A great launchpad
After completing studies in the library and information fields, many students choose to either stay within a university setting or to work in public schools or cultural centres within their communities. Now that she has graduated and her contract is ending, Belair-Morin says she hopes to continue working with archives and special collections for the next stage of her career.
Monnier was recently hired as a research archivist for the We Are Here: Sharing Stories project in the Indigenous Initiatives Branch at the Library and Archives Canada (LAC) in Ottawa.
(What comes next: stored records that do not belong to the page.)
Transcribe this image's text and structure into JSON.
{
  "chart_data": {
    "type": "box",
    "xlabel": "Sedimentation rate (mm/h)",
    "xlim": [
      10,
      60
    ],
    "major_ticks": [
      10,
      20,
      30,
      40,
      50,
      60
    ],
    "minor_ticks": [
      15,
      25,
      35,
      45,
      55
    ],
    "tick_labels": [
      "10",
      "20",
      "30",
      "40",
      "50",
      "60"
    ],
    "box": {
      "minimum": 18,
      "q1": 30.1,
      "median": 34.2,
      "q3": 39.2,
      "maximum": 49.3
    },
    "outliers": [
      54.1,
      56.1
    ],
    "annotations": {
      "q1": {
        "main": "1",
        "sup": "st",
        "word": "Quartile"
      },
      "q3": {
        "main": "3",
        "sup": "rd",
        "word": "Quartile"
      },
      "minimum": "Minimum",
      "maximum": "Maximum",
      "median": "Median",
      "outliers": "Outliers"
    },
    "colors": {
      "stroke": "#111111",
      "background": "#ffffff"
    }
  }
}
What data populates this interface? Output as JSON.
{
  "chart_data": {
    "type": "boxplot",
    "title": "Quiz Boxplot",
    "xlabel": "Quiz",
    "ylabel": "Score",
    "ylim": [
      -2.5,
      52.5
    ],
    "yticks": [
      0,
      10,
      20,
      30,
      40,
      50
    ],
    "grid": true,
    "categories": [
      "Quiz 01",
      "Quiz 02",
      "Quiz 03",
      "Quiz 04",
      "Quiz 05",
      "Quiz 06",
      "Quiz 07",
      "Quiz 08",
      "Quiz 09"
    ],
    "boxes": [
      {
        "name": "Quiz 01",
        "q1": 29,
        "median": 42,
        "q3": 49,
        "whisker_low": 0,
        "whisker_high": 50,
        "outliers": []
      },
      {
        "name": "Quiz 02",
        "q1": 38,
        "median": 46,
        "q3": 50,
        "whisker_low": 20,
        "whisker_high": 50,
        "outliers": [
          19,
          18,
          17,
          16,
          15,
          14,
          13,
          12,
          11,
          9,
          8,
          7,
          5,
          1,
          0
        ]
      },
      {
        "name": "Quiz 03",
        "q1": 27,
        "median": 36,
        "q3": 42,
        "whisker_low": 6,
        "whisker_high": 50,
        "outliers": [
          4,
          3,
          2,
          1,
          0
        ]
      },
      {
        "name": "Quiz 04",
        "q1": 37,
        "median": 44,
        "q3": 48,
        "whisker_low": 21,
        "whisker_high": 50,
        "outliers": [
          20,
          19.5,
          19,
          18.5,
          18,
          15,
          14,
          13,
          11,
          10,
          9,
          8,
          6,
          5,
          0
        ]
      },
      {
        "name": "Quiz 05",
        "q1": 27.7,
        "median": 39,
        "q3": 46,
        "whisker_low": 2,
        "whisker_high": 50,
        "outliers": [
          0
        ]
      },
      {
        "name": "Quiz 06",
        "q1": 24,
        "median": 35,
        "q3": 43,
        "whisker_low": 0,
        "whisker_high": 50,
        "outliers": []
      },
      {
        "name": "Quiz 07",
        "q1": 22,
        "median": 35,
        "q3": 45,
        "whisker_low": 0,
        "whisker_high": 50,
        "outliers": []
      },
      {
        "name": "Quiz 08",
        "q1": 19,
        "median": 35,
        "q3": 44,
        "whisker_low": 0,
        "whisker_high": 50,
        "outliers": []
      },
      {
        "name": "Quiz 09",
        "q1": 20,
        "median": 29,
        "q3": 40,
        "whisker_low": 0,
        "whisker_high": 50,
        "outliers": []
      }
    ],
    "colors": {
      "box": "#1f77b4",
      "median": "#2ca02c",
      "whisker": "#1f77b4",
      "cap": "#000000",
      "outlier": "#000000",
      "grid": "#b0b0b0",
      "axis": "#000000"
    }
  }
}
She says her career goal is to provide better access to Indigenous archival material, as well as create and maintain community connections.
“The project is part of the massive digital initiative at LAC,” says Monnier. “My role specifically is to provide in-depth research into Indigenous archival content in LAC’s collections and provide culturally appropriate metadata to facilitate online access to records pertaining to First Nations, the Métis Nation and Inuit peoples.”
Both Monnier and Belair-Morin agree that the Indigenous Student Librarian Program is a great launchpad for Indigenous students interested in pursuing fulfilling careers in libraries and information.
“Everyone I worked with was lovely and was really interested in seeing me and co-worker succeed in our field,” says Belair-Morin. “The program offers you a great chance to explore different facets of the field and find the niche that you are most suited for and interested in.”
Belair-Morin and Monnier are only the first two students to graduate from the program and kickstart their careers. According to Kloda, there will be many more to come.
The Indigenous Student Librarian program is just getting started,” says Kloda. “The Concordia Library, in partnership with McGill’s School of Information Studies and the École de bibliothéconomie et des sciences de l'information at Université de Montréal, hopes to welcome more students pursuing professions in information studies in the future.”